The chance was a visit in August to Camp Phoenix, a summer camp held at the north end of Lake Samish.
Following a morning conditioning workout, the Vikings packed their gear and made the short drive south on a warm, sunny day to play 11-on-11 soccer games.
The camp, however, was much different than the norm. All 35 children were burn victims who had come from all over the country to attend.
I've done Top Soccer before, but this camp was with kids with physical disabilities," said WWU player Kurtis Pederson, a sophomore from Puyallup (graduate of Bellarmine Prep). "I didn't know how I'd be able to cope with it at first."
Camp Phoenix is part of the Burned Children Recovery Foundation, an organization that helps burn victims and their families deal with their tragedies.
The purpose of the camp is to help the children feel good about themselves and how they interact with others, including people who have not been burned.
Michael T. Mathis, who founded the BCRF in 1989, understands intimately what these children are dealing with. In 1967, at age 11, he was a victim of a fire that left him with burns over 60 percent of his body.
"It's unacceptable to allow these children to hide," Mathis said. "When you make the choice to hide, nobody wins."
Each year, approximately 280,000 children in the United States are victims of tragic burns.

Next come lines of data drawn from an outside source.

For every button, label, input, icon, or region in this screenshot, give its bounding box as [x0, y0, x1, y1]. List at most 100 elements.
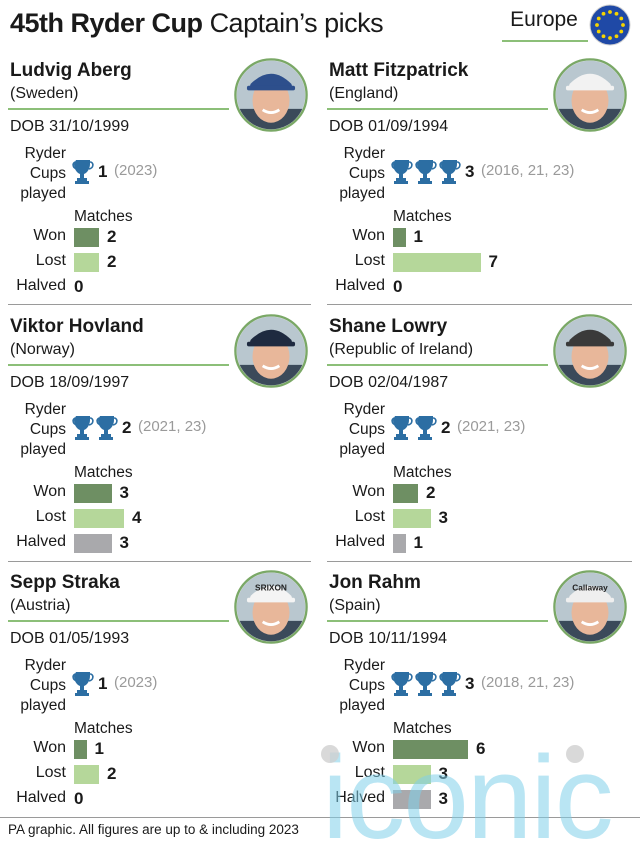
lost-bar [393, 509, 431, 528]
halved-value: 0 [393, 277, 403, 296]
halved-bar [74, 534, 112, 553]
halved-value: 0 [74, 277, 84, 296]
halved-label: Halved [16, 277, 66, 294]
player-photo [553, 314, 627, 388]
cups-played-years: (2018, 21, 23) [481, 674, 575, 691]
cups-played-years: (2021, 23) [457, 418, 526, 435]
country-underline [327, 620, 548, 622]
player-card: Sepp Straka (Austria) SRIXON DOB 01/05/1… [8, 568, 318, 818]
ryder-cups-label: Ryder Cups played [8, 656, 66, 716]
ryder-cups-label-line: Ryder [343, 145, 385, 162]
lost-value: 3 [438, 764, 448, 783]
player-country: (Spain) [329, 597, 381, 614]
eu-star-icon [614, 11, 619, 16]
lost-value: 7 [488, 252, 498, 271]
ryder-cup-trophy-icon [391, 158, 413, 193]
ryder-cups-label: Ryder Cups played [327, 400, 385, 460]
ryder-cup-trophy-icon [415, 670, 437, 705]
player-dob: DOB 01/05/1993 [10, 630, 130, 647]
footer-source: PA graphic. All figures are up to & incl… [8, 822, 299, 837]
row-divider [327, 304, 632, 305]
ryder-cups-label-line: Cups [348, 677, 385, 694]
cups-played-years: (2023) [114, 674, 158, 691]
halved-label: Halved [335, 277, 385, 294]
won-label: Won [33, 483, 66, 500]
won-bar [74, 228, 99, 247]
cups-played-count: 3 [465, 162, 475, 181]
lost-value: 2 [107, 252, 117, 271]
player-dob: DOB 31/10/1999 [10, 118, 130, 135]
player-country: (England) [329, 85, 399, 102]
page-title: 45th Ryder Cup Captain’s picks [10, 8, 384, 39]
ryder-cups-label-line: played [20, 185, 66, 202]
row-divider [327, 561, 632, 562]
ryder-cups-label-line: Ryder [343, 401, 385, 418]
lost-value: 3 [438, 508, 448, 527]
won-bar [74, 484, 112, 503]
player-country: (Sweden) [10, 85, 79, 102]
player-name: Jon Rahm [329, 572, 421, 593]
lost-label: Lost [35, 764, 66, 781]
lost-label: Lost [354, 252, 385, 269]
trophy-group [391, 414, 439, 444]
halved-value: 3 [119, 533, 129, 552]
ryder-cups-label-line: played [339, 697, 385, 714]
ryder-cups-label: Ryder Cups played [327, 656, 385, 716]
matches-heading: Matches [393, 464, 452, 481]
eu-star-icon [619, 16, 624, 21]
region-label: Europe [510, 8, 578, 31]
eu-star-icon [608, 36, 612, 40]
eu-star-icon [601, 11, 606, 16]
ryder-cups-label-line: played [20, 441, 66, 458]
matches-heading: Matches [74, 208, 133, 225]
ryder-cups-label-line: Ryder [24, 145, 66, 162]
player-photo: Callaway [553, 570, 627, 644]
halved-bar [393, 534, 406, 553]
won-value: 3 [119, 483, 129, 502]
watermark-text: iconic [322, 732, 612, 845]
won-label: Won [352, 227, 385, 244]
won-label: Won [352, 739, 385, 756]
player-card: Jon Rahm (Spain) Callaway DOB 10/11/1994… [327, 568, 637, 818]
trophy-group [391, 670, 463, 700]
halved-label: Halved [335, 789, 385, 806]
matches-heading: Matches [393, 208, 452, 225]
lost-bar [74, 509, 124, 528]
lost-label: Lost [354, 764, 385, 781]
won-bar [74, 740, 87, 759]
player-dob: DOB 18/09/1997 [10, 374, 130, 391]
won-label: Won [33, 227, 66, 244]
player-name: Sepp Straka [10, 572, 120, 593]
won-value: 2 [107, 227, 117, 246]
player-name: Shane Lowry [329, 316, 448, 337]
halved-label: Halved [16, 789, 66, 806]
cups-played-count: 1 [98, 674, 108, 693]
lost-bar [393, 765, 431, 784]
svg-text:Callaway: Callaway [572, 582, 608, 592]
ryder-cups-label-line: Cups [29, 677, 66, 694]
country-underline [327, 108, 548, 110]
eu-flag-icon [589, 4, 631, 46]
halved-value: 3 [438, 789, 448, 808]
eu-star-icon [614, 34, 619, 39]
eu-star-icon [595, 23, 599, 27]
player-photo [234, 58, 308, 132]
trophy-group [72, 670, 96, 700]
eu-star-icon [596, 16, 601, 21]
eu-star-icon [608, 10, 612, 14]
won-label: Won [33, 739, 66, 756]
eu-star-icon [619, 29, 624, 34]
matches-heading: Matches [74, 720, 133, 737]
lost-value: 2 [107, 764, 117, 783]
ryder-cups-label-line: played [339, 441, 385, 458]
title-bold: 45th Ryder Cup [10, 8, 203, 38]
title-light: Captain’s picks [209, 8, 384, 38]
lost-bar [74, 253, 99, 272]
country-underline [8, 364, 229, 366]
player-card: Ludvig Aberg (Sweden) DOB 31/10/1999 Ryd… [8, 56, 318, 306]
ryder-cups-label: Ryder Cups played [8, 144, 66, 204]
country-underline [8, 108, 229, 110]
ryder-cups-label-line: played [339, 185, 385, 202]
cups-played-years: (2021, 23) [138, 418, 207, 435]
player-photo: SRIXON [234, 570, 308, 644]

This number may seem shocking to some since many victims hide in isolation, fearful and unsure how to deal with their circumstances.
This was not the case with the campers at Camp Phoenix, who where extremely welcoming of the team's presence.

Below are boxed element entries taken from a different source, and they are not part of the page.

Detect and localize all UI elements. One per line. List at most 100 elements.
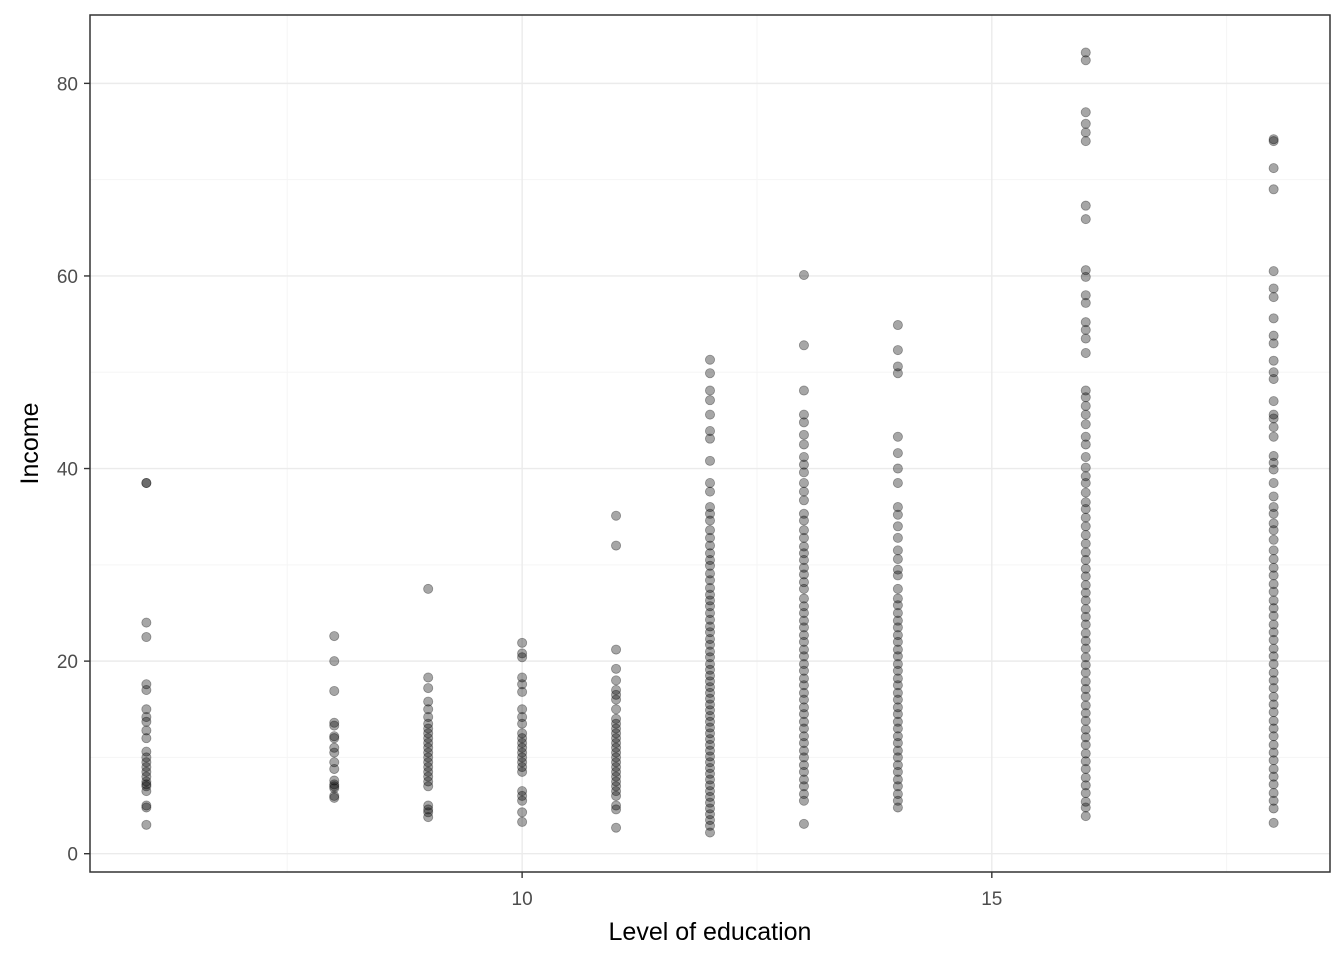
data-point <box>705 652 716 663</box>
data-point <box>517 816 528 827</box>
data-point <box>141 716 152 727</box>
data-point <box>1080 419 1091 430</box>
data-point <box>1080 477 1091 488</box>
data-point <box>1080 571 1091 582</box>
data-point <box>1268 373 1279 384</box>
data-point <box>517 679 528 690</box>
data-point <box>1080 439 1091 450</box>
data-point <box>1080 503 1091 514</box>
data-point <box>705 601 716 612</box>
data-point <box>798 269 809 280</box>
data-point <box>705 595 716 606</box>
data-point <box>1080 748 1091 759</box>
data-point <box>798 636 809 647</box>
data-point <box>892 694 903 705</box>
data-point <box>892 509 903 520</box>
data-point <box>705 687 716 698</box>
data-point <box>705 670 716 681</box>
data-point <box>611 766 622 777</box>
data-point <box>798 340 809 351</box>
data-point <box>1080 127 1091 138</box>
data-point <box>329 742 340 753</box>
data-point <box>1080 392 1091 403</box>
data-point <box>329 792 340 803</box>
data-point <box>1268 747 1279 758</box>
data-point <box>892 723 903 734</box>
data-point <box>1268 562 1279 573</box>
data-point <box>892 766 903 777</box>
data-point <box>1268 409 1279 420</box>
data-point <box>798 477 809 488</box>
data-point <box>141 617 152 628</box>
data-point <box>705 774 716 785</box>
data-point <box>517 752 528 763</box>
data-point <box>892 636 903 647</box>
data-point <box>1268 330 1279 341</box>
data-point <box>705 705 716 716</box>
data-point <box>1080 47 1091 58</box>
data-point <box>1268 413 1279 424</box>
data-point <box>798 525 809 536</box>
data-point <box>517 686 528 697</box>
data-point <box>1268 595 1279 606</box>
data-point <box>892 752 903 763</box>
data-point <box>423 711 434 722</box>
data-point <box>1268 184 1279 195</box>
data-point <box>705 815 716 826</box>
data-point <box>1080 788 1091 799</box>
data-point <box>1080 724 1091 735</box>
y-axis: 0 20 40 60 80 <box>57 74 90 866</box>
data-point <box>1080 547 1091 558</box>
data-point <box>1080 497 1091 508</box>
data-point <box>141 477 152 488</box>
data-point <box>705 757 716 768</box>
data-point <box>1080 451 1091 462</box>
data-point <box>892 532 903 543</box>
data-point <box>705 568 716 579</box>
data-point <box>892 665 903 676</box>
data-point <box>1268 788 1279 799</box>
data-point <box>517 737 528 748</box>
data-point <box>329 779 340 790</box>
data-point <box>798 737 809 748</box>
data-point <box>611 762 622 773</box>
data-point <box>141 746 152 757</box>
data-point <box>1080 691 1091 702</box>
data-point <box>1080 811 1091 822</box>
data-point <box>1080 667 1091 678</box>
data-point <box>423 776 434 787</box>
data-point <box>892 431 903 442</box>
data-point <box>892 554 903 565</box>
data-point <box>705 486 716 497</box>
data-point <box>1268 525 1279 536</box>
data-point <box>798 818 809 829</box>
data-point <box>1080 802 1091 813</box>
data-point <box>611 663 622 674</box>
data-point <box>892 709 903 720</box>
data-point <box>329 757 340 768</box>
data-point <box>705 716 716 727</box>
data-point <box>423 672 434 683</box>
data-point <box>611 713 622 724</box>
data-point <box>798 385 809 396</box>
data-point <box>1080 563 1091 574</box>
data-point <box>1080 732 1091 743</box>
data-point <box>705 560 716 571</box>
data-point <box>517 742 528 753</box>
data-point <box>611 790 622 801</box>
data-point <box>705 803 716 814</box>
data-point <box>423 771 434 782</box>
data-point <box>1268 431 1279 442</box>
data-point <box>892 795 903 806</box>
data-point <box>892 345 903 356</box>
data-point <box>141 752 152 763</box>
data-point <box>1268 683 1279 694</box>
data-point <box>423 766 434 777</box>
data-point <box>141 776 152 787</box>
data-point <box>1080 772 1091 783</box>
data-point <box>798 789 809 800</box>
data-point <box>1080 487 1091 498</box>
data-point <box>1268 579 1279 590</box>
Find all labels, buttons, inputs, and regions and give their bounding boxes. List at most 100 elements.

"They came up to us," Pederson said with a smile. "They kind of ended up leading things. It was kind of the opposite of what I thought it would be."
Each year the camp is held at several locations around northwest Washington, providing opportunities for children to deal with their struggles in order to live a successful life.

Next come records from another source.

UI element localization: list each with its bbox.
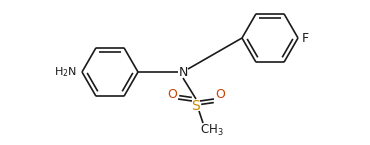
- Text: CH$_3$: CH$_3$: [200, 122, 224, 138]
- Text: O: O: [215, 87, 225, 100]
- Text: S: S: [192, 99, 201, 113]
- Text: H$_2$N: H$_2$N: [54, 65, 77, 79]
- Text: N: N: [178, 67, 188, 79]
- Text: O: O: [167, 87, 177, 100]
- Text: F: F: [302, 31, 309, 45]
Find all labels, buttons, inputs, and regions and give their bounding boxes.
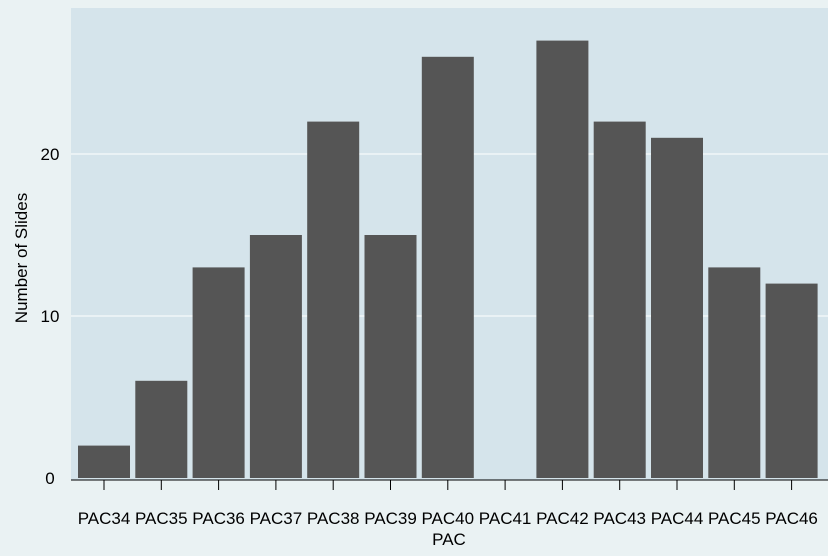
- bar-pac38: [307, 121, 360, 478]
- x-tick-label-pac37: PAC37: [250, 509, 303, 528]
- bar-pac46: [765, 283, 818, 478]
- bar-pac40: [421, 56, 474, 479]
- y-axis-label: Number of Slides: [12, 193, 31, 323]
- y-tick-label-10: 10: [41, 307, 60, 326]
- x-tick-labels: PAC34 PAC35 PAC36 PAC37 PAC38 PAC39 PAC40 PAC41…: [78, 480, 818, 528]
- bar-pac45: [708, 267, 761, 478]
- x-axis-label: PAC: [432, 530, 466, 549]
- bars: [78, 40, 818, 479]
- x-tick-label-pac39: PAC39: [364, 509, 417, 528]
- x-tick-label-pac46: PAC46: [765, 509, 818, 528]
- bar-pac34: [78, 445, 130, 478]
- x-tick-label-pac36: PAC36: [192, 509, 245, 528]
- x-tick-label-pac40: PAC40: [421, 509, 474, 528]
- bar-pac44: [651, 137, 703, 479]
- x-tick-label-pac44: PAC44: [651, 509, 704, 528]
- bar-pac36: [192, 267, 245, 478]
- y-tick-label-20: 20: [41, 145, 60, 164]
- bar-pac39: [364, 235, 417, 478]
- x-tick-label-pac38: PAC38: [307, 509, 360, 528]
- bar-pac35: [135, 380, 188, 478]
- bar-pac37: [249, 235, 302, 478]
- bar-pac42: [536, 40, 589, 478]
- x-tick-label-pac41: PAC41: [479, 509, 532, 528]
- x-tick-label-pac34: PAC34: [78, 509, 131, 528]
- x-tick-label-pac45: PAC45: [708, 509, 761, 528]
- y-tick-labels: 0 10 20: [41, 145, 60, 488]
- x-tick-label-pac35: PAC35: [135, 509, 188, 528]
- x-tick-label-pac43: PAC43: [593, 509, 646, 528]
- bar-pac43: [593, 121, 646, 478]
- x-tick-label-pac42: PAC42: [536, 509, 589, 528]
- y-tick-label-0: 0: [45, 469, 54, 488]
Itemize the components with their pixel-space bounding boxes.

"I thought it was a great experience for everyone," said Brisbon. "The guys did an awesome job. It showed how fortunate we are and it was a good way to give back."
The camp proved to be just as meaningful and memorable to the Vikings as it was for the campers.
Bailey Martin, a senior from Tacoma Washington, credits the experience for bringing the team closer this season. And WWU is enjoying an outstanding year, going unbeaten in six games during one stretch, its longest streak since 2007.
"I think it was a good team-building event," said Martin. "Being able to hang out with these kids and share our experiences together. It made us more of a unit."
The experience is something that Brisbon wants to continue.
"I would definitely do it again in a heartbeat," Pederson said. " I'm sure they are doing it next year and I'm sure we'll be there.